Rounds, a Lansing resident, is the mother of Sgt. Brent Rounds and Spec. Adam Rounds. She said the idea for the drive started with her association with the Family Readiness Group of Company A of the 2nd Battalion, 137th Infantry Regiment of the Kansas National Guard. The support group is made up of wives, mothers, girlfriends and other relatives of the unit, which is deployed to Iraq.
Elaine Rounds said the group had heard stories about how appreciative Iraqi children were when they received gifts from U.S. service members.
"We just decided we would do this," she said.
So, with the help of her boss, Operation Iraqi Children was launched April 1 at Jones Chiropractic, 113 Delaware St., Leavenworth.
Patients at the clinic donated goods for the effort, as did members of the Leavenworth Lions Club and members of Rounds' Ladies Bible Study Group at Wallula Christian Church. A Leavenworth-Lansing Area Chamber of Commerce coffee at the chiropractic office on April 11 also helped generate interest in the drive.
"We did a pretty good job," Jones said. "It was a little bit here, a little bit there, and pretty soon you have 86 pounds of stuff to send."
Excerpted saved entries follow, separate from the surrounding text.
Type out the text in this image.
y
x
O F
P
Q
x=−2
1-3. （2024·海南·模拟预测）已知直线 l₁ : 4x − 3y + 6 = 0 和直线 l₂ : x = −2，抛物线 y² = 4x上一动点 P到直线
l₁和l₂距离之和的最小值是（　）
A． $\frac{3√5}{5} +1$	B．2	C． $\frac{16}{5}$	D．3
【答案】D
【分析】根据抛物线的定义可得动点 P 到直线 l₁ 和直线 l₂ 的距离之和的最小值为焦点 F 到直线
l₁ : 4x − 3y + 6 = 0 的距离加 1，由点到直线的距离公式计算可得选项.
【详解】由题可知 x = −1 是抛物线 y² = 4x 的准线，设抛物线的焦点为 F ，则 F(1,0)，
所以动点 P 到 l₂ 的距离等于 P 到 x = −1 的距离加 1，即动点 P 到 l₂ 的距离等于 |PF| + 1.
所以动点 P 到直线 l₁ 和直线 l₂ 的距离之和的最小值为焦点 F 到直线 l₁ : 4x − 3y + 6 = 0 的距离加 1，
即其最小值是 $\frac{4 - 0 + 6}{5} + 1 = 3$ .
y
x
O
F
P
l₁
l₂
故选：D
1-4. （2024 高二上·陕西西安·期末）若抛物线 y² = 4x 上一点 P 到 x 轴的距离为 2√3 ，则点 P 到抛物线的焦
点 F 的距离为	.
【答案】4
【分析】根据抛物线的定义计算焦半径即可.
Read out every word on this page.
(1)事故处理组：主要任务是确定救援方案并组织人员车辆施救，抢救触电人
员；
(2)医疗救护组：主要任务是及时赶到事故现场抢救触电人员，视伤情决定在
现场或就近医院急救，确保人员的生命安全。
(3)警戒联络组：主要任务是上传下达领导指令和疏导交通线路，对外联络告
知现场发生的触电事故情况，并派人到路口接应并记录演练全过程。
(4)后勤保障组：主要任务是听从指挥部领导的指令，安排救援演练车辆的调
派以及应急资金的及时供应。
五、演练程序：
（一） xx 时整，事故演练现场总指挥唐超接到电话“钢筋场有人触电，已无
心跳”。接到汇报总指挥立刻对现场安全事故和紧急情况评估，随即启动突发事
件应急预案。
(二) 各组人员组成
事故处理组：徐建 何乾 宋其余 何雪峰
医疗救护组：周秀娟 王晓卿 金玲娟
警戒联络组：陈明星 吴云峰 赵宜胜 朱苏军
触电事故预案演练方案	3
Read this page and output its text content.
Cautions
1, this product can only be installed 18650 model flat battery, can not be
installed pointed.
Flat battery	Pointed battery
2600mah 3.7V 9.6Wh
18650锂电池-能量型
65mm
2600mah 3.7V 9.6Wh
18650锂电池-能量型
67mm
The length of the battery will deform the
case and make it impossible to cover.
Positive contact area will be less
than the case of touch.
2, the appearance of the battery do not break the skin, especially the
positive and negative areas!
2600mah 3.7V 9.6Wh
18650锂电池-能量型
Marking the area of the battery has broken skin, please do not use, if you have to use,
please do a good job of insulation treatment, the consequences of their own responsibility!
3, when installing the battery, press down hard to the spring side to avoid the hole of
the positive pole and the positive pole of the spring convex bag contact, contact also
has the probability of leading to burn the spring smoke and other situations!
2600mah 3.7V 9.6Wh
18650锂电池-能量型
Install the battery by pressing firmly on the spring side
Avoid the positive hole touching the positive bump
In an e-mail this week from Baghdad, Iraq, Spec. Adam Rounds characterized Operation Iraqi Children as "truly awesome."
"I think it's wonderful what they are doing," he wrote. "It shows that they have great pride in their country and are willing to help people near and far."
He explained how popular handing out gifts has become.
"On our holiday of Christmas 2005, several of us handed out a few stuffed animals along with special-need items such as canned food, shampoo, soap, toothpaste and brushes --mainly hygiene items, things that the Iraqis don't always have the pleasure of purchasing on a regular basis, sometimes never. The children almost demand objects now. There are some that ask kindly and don't expect anything.
However, most of the adults are extremely grateful for any gift that may help out with their everyday lives," he wrote.
On Friday, May 5, Staff Sgt. Stuart Ford of the regiment's rear detail was at the Jones Chiropractic office to pick up the collection. Soon, he'll send it to the battalion in Iraq, for eventual distribution by the unit's soldiers to Iraqi children.
"It's the same old formula that's been around forever," Ford said. "Winning the hearts and minds of the people."